Cannizzaro ha ripercorso gli otto anni trascorsi tra i banchi della Camera, ricordando come il legame con il territorio non sia mai venuto meno. «Qui dentro l'appellativo "Sindaco" aveva già sostituito quello di "Onorevole", persino prima della mia elezione», ha raccontato, sottolineando come quella definizione fosse già il segno del rapporto speciale con la sua città.

L'ormai ex deputato ha definito l'elezione a Montecitorio «il più alto onore» della propria carriera politica, assicurando di aver svolto i due mandati parlamentari «con serietà, senso del dovere e rispetto delle istituzioni», sempre con la responsabilità di rappresentare il territorio calabrese.

Spiegando le ragioni della scelta, Cannizzaro ha ribadito che il nuovo incarico amministrativo richiede un impegno esclusivo. «Oggi mi dimetto perché i reggini mi hanno affidato un nuovo compito, tanto straordinario quanto impegnativo: guidare la città di Reggio Calabria e tutta la sua Area Metropolitana», ha affermato, aggiungendo di aver seguito «l'amore viscerale» per la propria terra e il senso di responsabilità verso la comunità.

Il sindaco metropolitano ha assicurato che l'esperienza maturata in Parlamento non andrà dispersa. «Continuerò a tornare a Roma, ma indossando la fascia tricolore», ha dichiarato, spiegando che metterà al servizio del territorio i rapporti istituzionali costruiti negli anni e lavorerà per una città «più bella, più moderna e più internazionale».

Nel suo intervento non sono mancati i ringraziamenti ai colleghi di ogni schieramento, ai Presidenti della Camera, ai dipendenti di Montecitorio e al gruppo di Forza Italia.
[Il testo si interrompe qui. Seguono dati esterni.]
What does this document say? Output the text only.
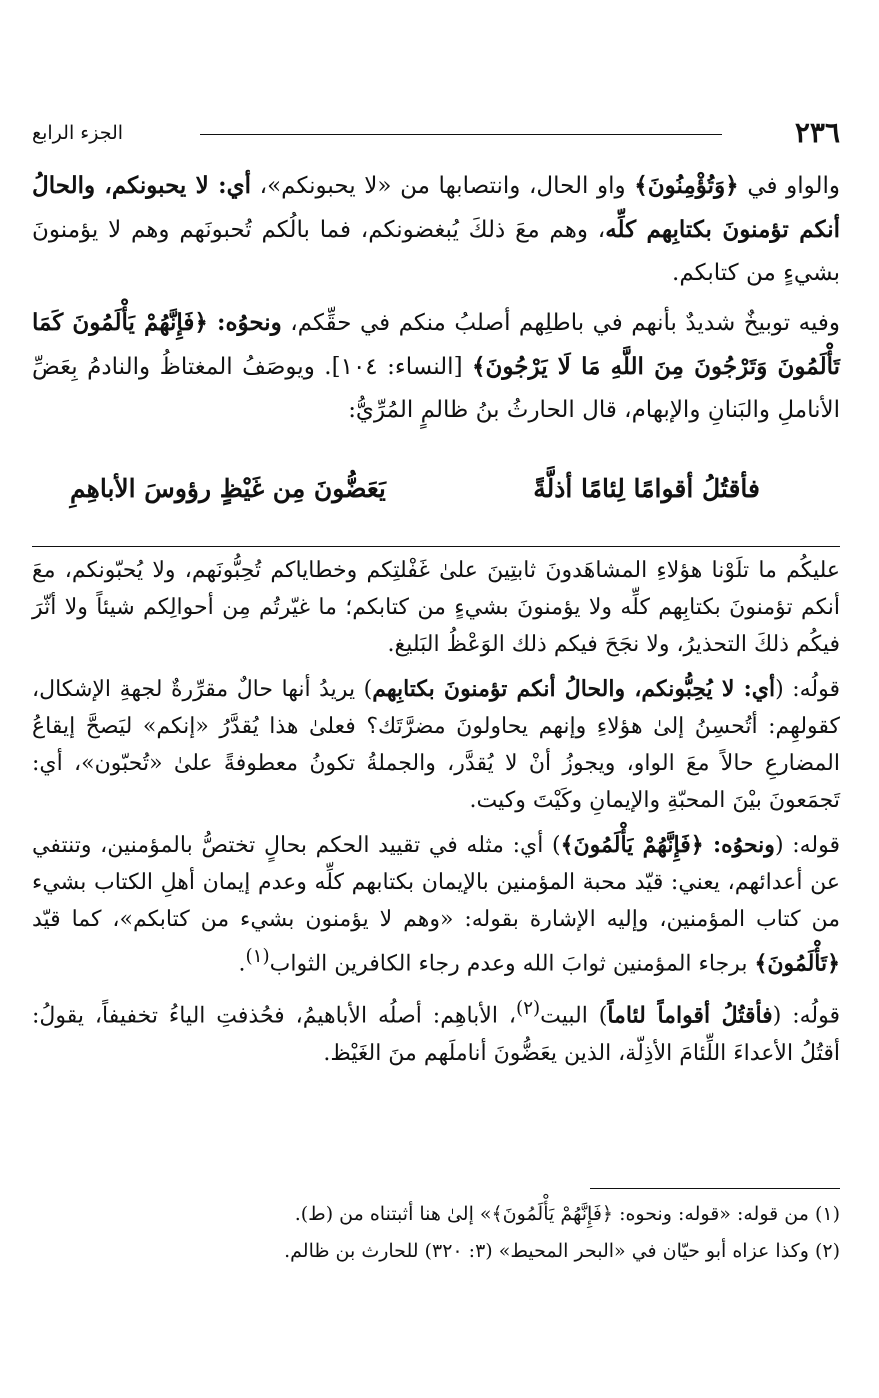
٢٣٦
الجزء الرابع

والواو في ﴿وَتُؤْمِنُونَ﴾ واو الحال، وانتصابها من «لا يحبونكم»، أي: لا يحبونكم، والحالُ أنكم تؤمنونَ بكتابِهم كلِّه، وهم معَ ذلكَ يُبغضونكم، فما بالُكم تُحبونَهم وهم لا يؤمنونَ بشيءٍ من كتابكم.

وفيه توبيخٌ شديدٌ بأنهم في باطلِهم أصلبُ منكم في حقِّكم، ونحوُه: ﴿فَإِنَّهُمْ يَأْلَمُونَ كَمَا تَأْلَمُونَ وَتَرْجُونَ مِنَ اللَّهِ مَا لَا يَرْجُونَ﴾ [النساء: ١٠٤]. ويوصَفُ المغتاظُ والنادمُ بِعَضِّ الأناملِ والبَنانِ والإبهام، قال الحارثُ بنُ ظالمٍ المُرِّيُّ:

فأقتُلُ أقوامًا لِئامًا أذلَّةً
يَعَضُّونَ مِن غَيْظٍ رؤوسَ الأباهِمِ

عليكُم ما تلَوْنا هؤلاءِ المشاهَدونَ ثابتِينَ علىٰ غَفْلتِكم وخطاياكم تُحِبُّونَهم، ولا يُحبّونكم، معَ أنكم تؤمنونَ بكتابِهم كلِّه ولا يؤمنونَ بشيءٍ من كتابكم؛ ما غيّرتُم مِن أحوالِكم شيئاً ولا أثّرَ فيكُم ذلكَ التحذيرُ، ولا نجَحَ فيكم ذلك الوَعْظُ البَليغ.

قولُه: (أي: لا يُحِبُّونكم، والحالُ أنكم تؤمنونَ بكتابِهم) يريدُ أنها حالٌ مقرِّرةٌ لجهةِ الإشكال، كقولهِم: أتُحسِنُ إلىٰ هؤلاءِ وإنهم يحاولونَ مضرَّتَك؟ فعلىٰ هذا يُقدَّرُ «إنكم» ليَصحَّ إيقاعُ المضارعِ حالاً معَ الواو، ويجوزُ أنْ لا يُقدَّر، والجملةُ تكونُ معطوفةً علىٰ «تُحبّون»، أي: تَجمَعونَ بيْنَ المحبّةِ والإيمانِ وكَيْتَ وكيت.

قوله: (ونحوُه: ﴿فَإِنَّهُمْ يَأْلَمُونَ﴾) أي: مثله في تقييد الحكم بحالٍ تختصُّ بالمؤمنين، وتنتفي عن أعدائهم، يعني: قيّد محبة المؤمنين بالإيمان بكتابهم كلِّه وعدم إيمان أهلِ الكتاب بشيء من كتاب المؤمنين، وإليه الإشارة بقوله: «وهم لا يؤمنون بشيء من كتابكم»، كما قيّد ﴿تَأْلَمُونَ﴾ برجاء المؤمنين ثوابَ الله وعدم رجاء الكافرين الثواب$^{(١)}$.

قولُه: (فأقتُلُ أقواماً لئاماً) البيت$^{(٢)}$، الأباهِم: أصلُه الأباهيمُ، فحُذفتِ الياءُ تخفيفاً، يقولُ: أقتُلُ الأعداءَ اللِّئامَ الأذِلّة، الذين يعَضُّونَ أناملَهم منَ الغَيْظ.

(١) من قوله: «قوله: ونحوه: ﴿فَإِنَّهُمْ يَأْلَمُونَ﴾» إلىٰ هنا أثبتناه من (ط).

(٢) وكذا عزاه أبو حيّان في «البحر المحيط» (٣: ٣٢٠) للحارث بن ظالم.
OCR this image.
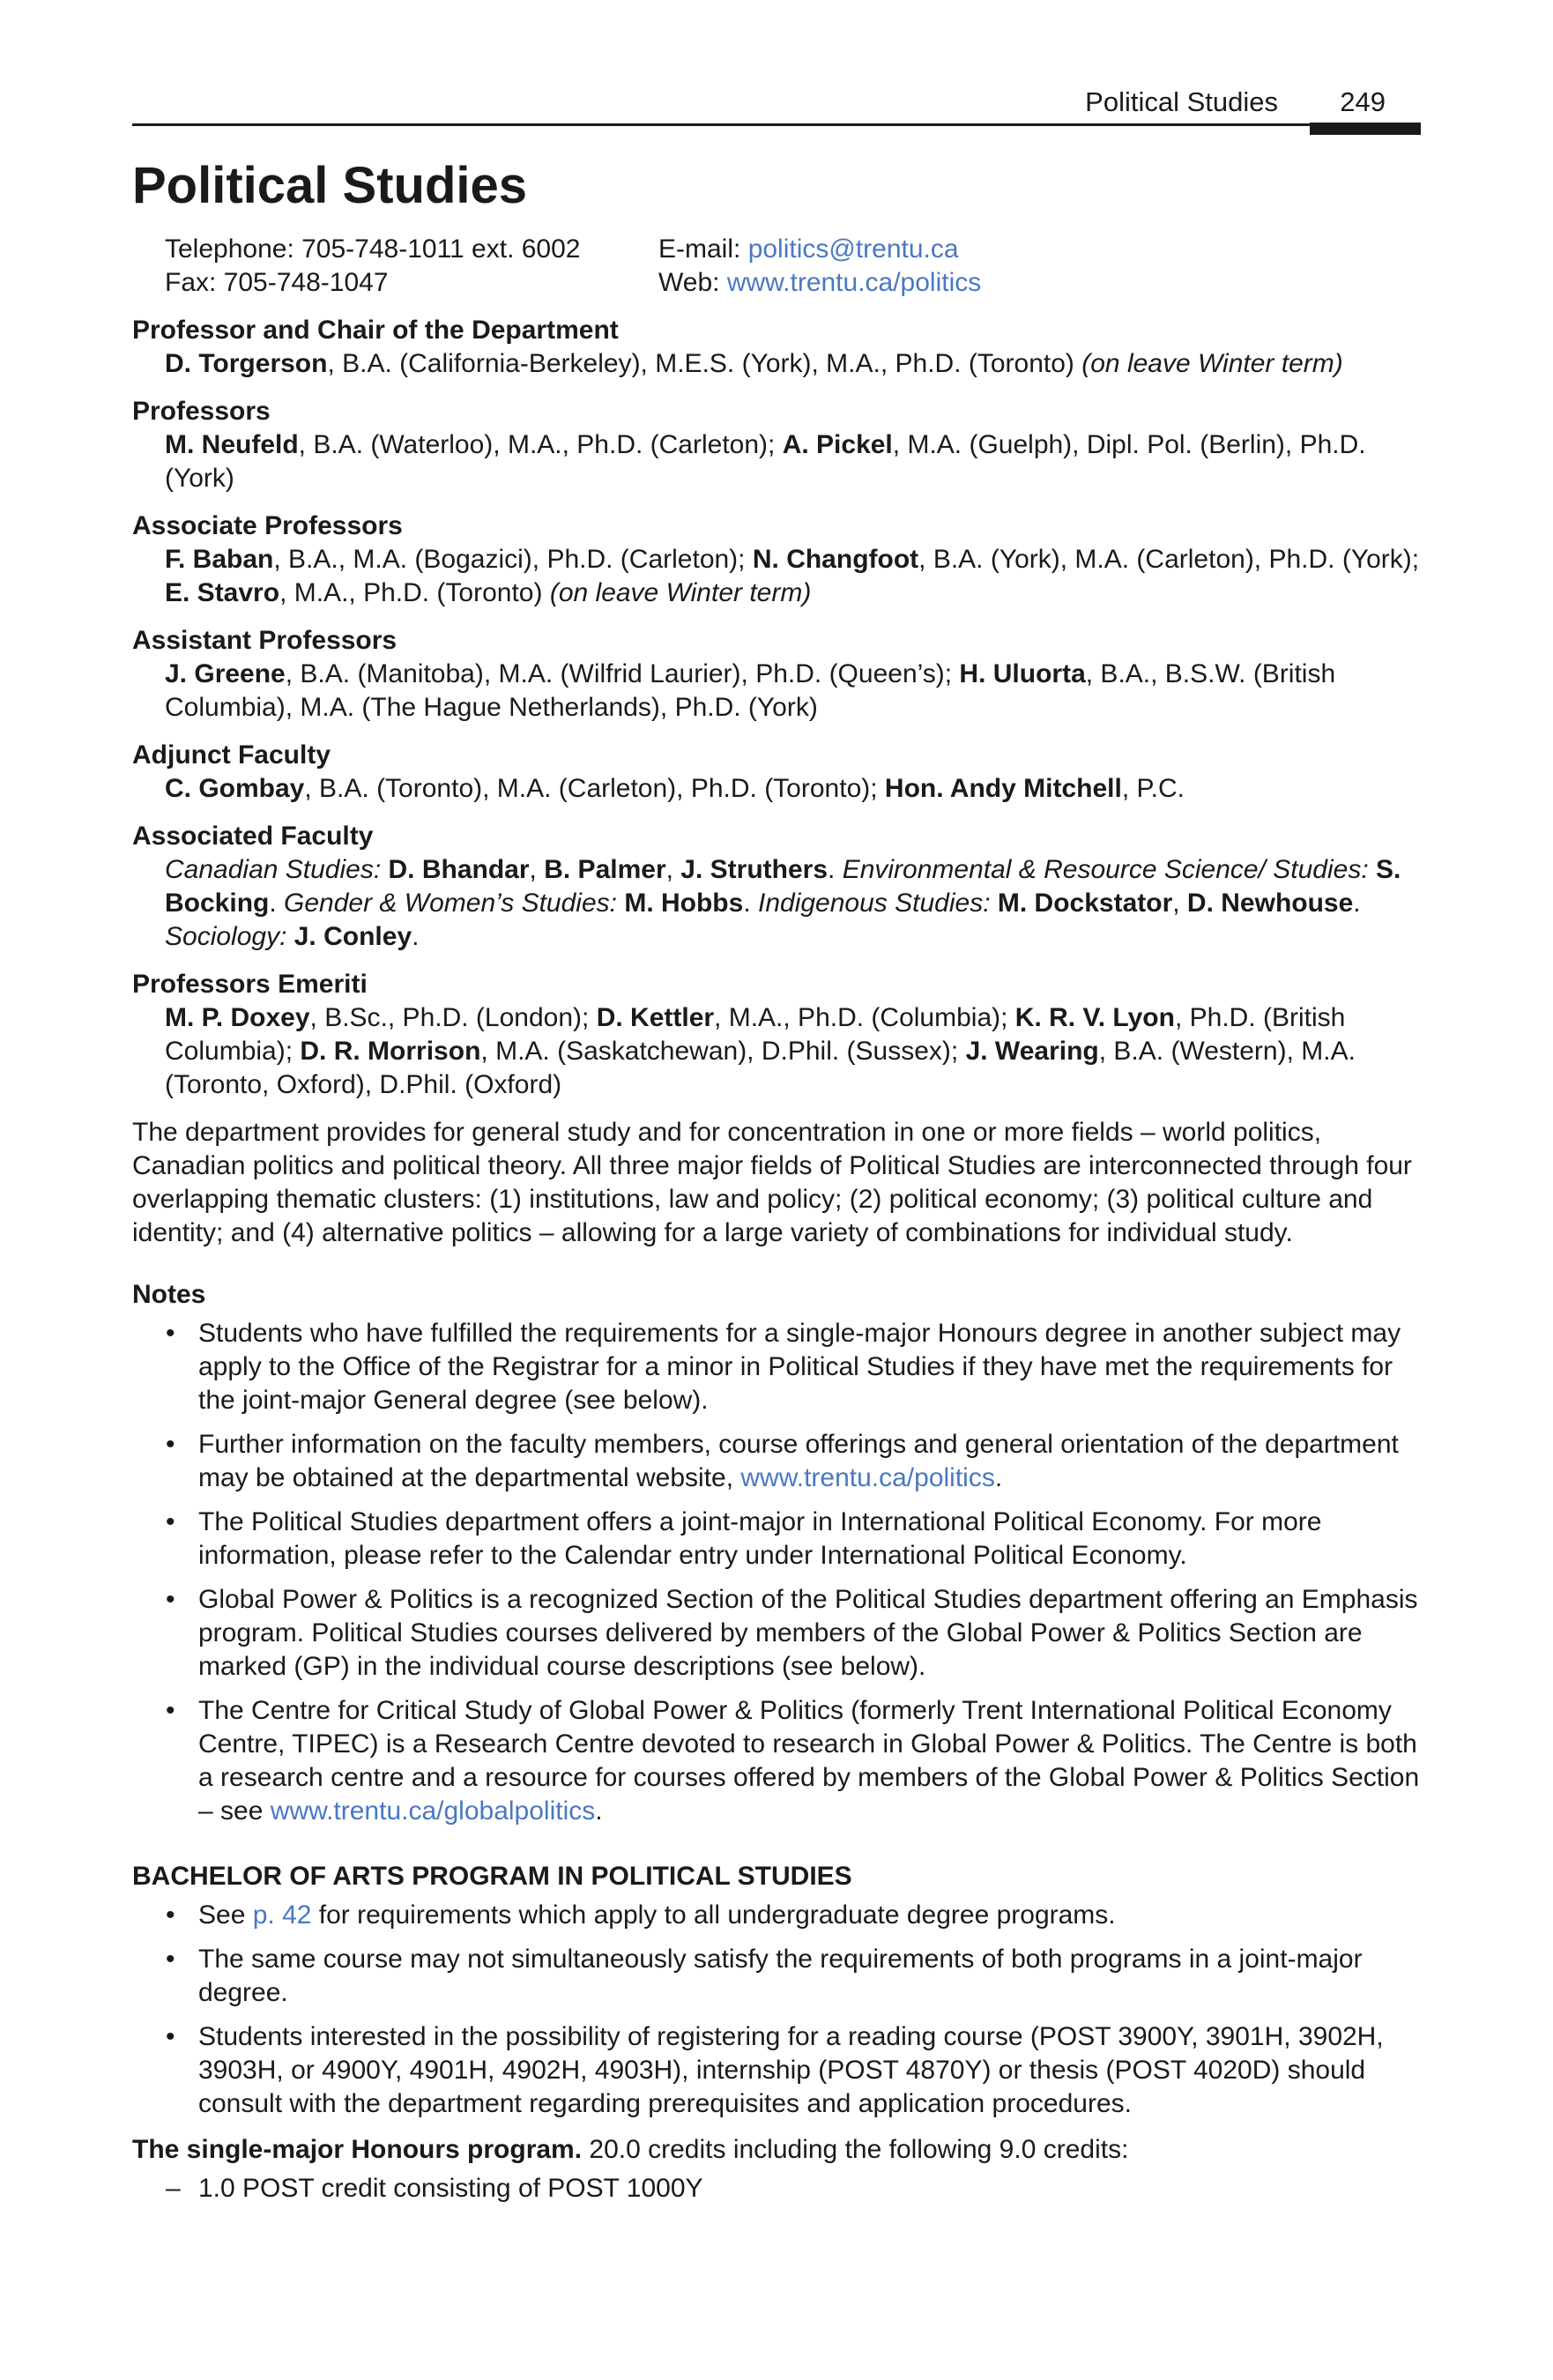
Political Studies 249
Political Studies
Telephone: 705-748-1011 ext. 6002	E-mail: politics@trentu.ca
Fax: 705-748-1047	Web: www.trentu.ca/politics
Professor and Chair of the Department
D. Torgerson, B.A. (California-Berkeley), M.E.S. (York), M.A., Ph.D. (Toronto) (on leave Winter term)
Professors
M. Neufeld, B.A. (Waterloo), M.A., Ph.D. (Carleton); A. Pickel, M.A. (Guelph), Dipl. Pol. (Berlin), Ph.D. (York)
Associate Professors
F. Baban, B.A., M.A. (Bogazici), Ph.D. (Carleton); N. Changfoot, B.A. (York), M.A. (Carleton), Ph.D. (York); E. Stavro, M.A., Ph.D. (Toronto) (on leave Winter term)
Assistant Professors
J. Greene, B.A. (Manitoba), M.A. (Wilfrid Laurier), Ph.D. (Queen’s); H. Uluorta, B.A., B.S.W. (British Columbia), M.A. (The Hague Netherlands), Ph.D. (York)
Adjunct Faculty
C. Gombay, B.A. (Toronto), M.A. (Carleton), Ph.D. (Toronto); Hon. Andy Mitchell, P.C.
Associated Faculty
Canadian Studies: D. Bhandar, B. Palmer, J. Struthers. Environmental & Resource Science/ Studies: S. Bocking. Gender & Women’s Studies: M. Hobbs. Indigenous Studies: M. Dockstator, D. Newhouse. Sociology: J. Conley.
Professors Emeriti
M. P. Doxey, B.Sc., Ph.D. (London); D. Kettler, M.A., Ph.D. (Columbia); K. R. V. Lyon, Ph.D. (British Columbia); D. R. Morrison, M.A. (Saskatchewan), D.Phil. (Sussex); J. Wearing, B.A. (Western), M.A. (Toronto, Oxford), D.Phil. (Oxford)

The department provides for general study and for concentration in one or more fields – world politics, Canadian politics and political theory. All three major fields of Political Studies are interconnected through four overlapping thematic clusters: (1) institutions, law and policy; (2) political economy; (3) political culture and identity; and (4) alternative politics – allowing for a large variety of combinations for individual study.

Notes
• Students who have fulfilled the requirements for a single-major Honours degree in another subject may apply to the Office of the Registrar for a minor in Political Studies if they have met the requirements for the joint-major General degree (see below).
• Further information on the faculty members, course offerings and general orientation of the department may be obtained at the departmental website, www.trentu.ca/politics.
• The Political Studies department offers a joint-major in International Political Economy. For more information, please refer to the Calendar entry under International Political Economy.
• Global Power & Politics is a recognized Section of the Political Studies department offering an Emphasis program. Political Studies courses delivered by members of the Global Power & Politics Section are marked (GP) in the individual course descriptions (see below).
• The Centre for Critical Study of Global Power & Politics (formerly Trent International Political Economy Centre, TIPEC) is a Research Centre devoted to research in Global Power & Politics. The Centre is both a research centre and a resource for courses offered by members of the Global Power & Politics Section – see www.trentu.ca/globalpolitics.
BACHELOR OF ARTS PROGRAM IN POLITICAL STUDIES
• See p. 42 for requirements which apply to all undergraduate degree programs.
• The same course may not simultaneously satisfy the requirements of both programs in a joint-major degree.
• Students interested in the possibility of registering for a reading course (POST 3900Y, 3901H, 3902H, 3903H, or 4900Y, 4901H, 4902H, 4903H), internship (POST 4870Y) or thesis (POST 4020D) should consult with the department regarding prerequisites and application procedures.

The single-major Honours program. 20.0 credits including the following 9.0 credits:

– 1.0 POST credit consisting of POST 1000Y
Un pensiero particolare è stato rivolto a Silvio Berlusconi, che «tanti anni fa mi ha dato la possibilità di intraprendere questo percorso azzurro», e al segretario nazionale Antonio Tajani, ringraziato per «la fiducia e il sostegno mai fatti mancare».

Particolarmente sentito anche il ricordo di Jole Santelli e Maurizio D'Ettore, indicati come figure decisive nel suo percorso politico e umano.

A chiudere il discorso è stata un'immagine simbolica del passaggio dalla politica nazionale all'impegno amministrativo: «Sono entrato qui con la sciarpa della Reggina al collo, ne esco con la cravatta amaranto arricchita dal ricamo dello stemma del Comune che adesso rappresento». Quindi il messaggio che sintetizza la sua scelta: «Roma può aspettare, Reggio no».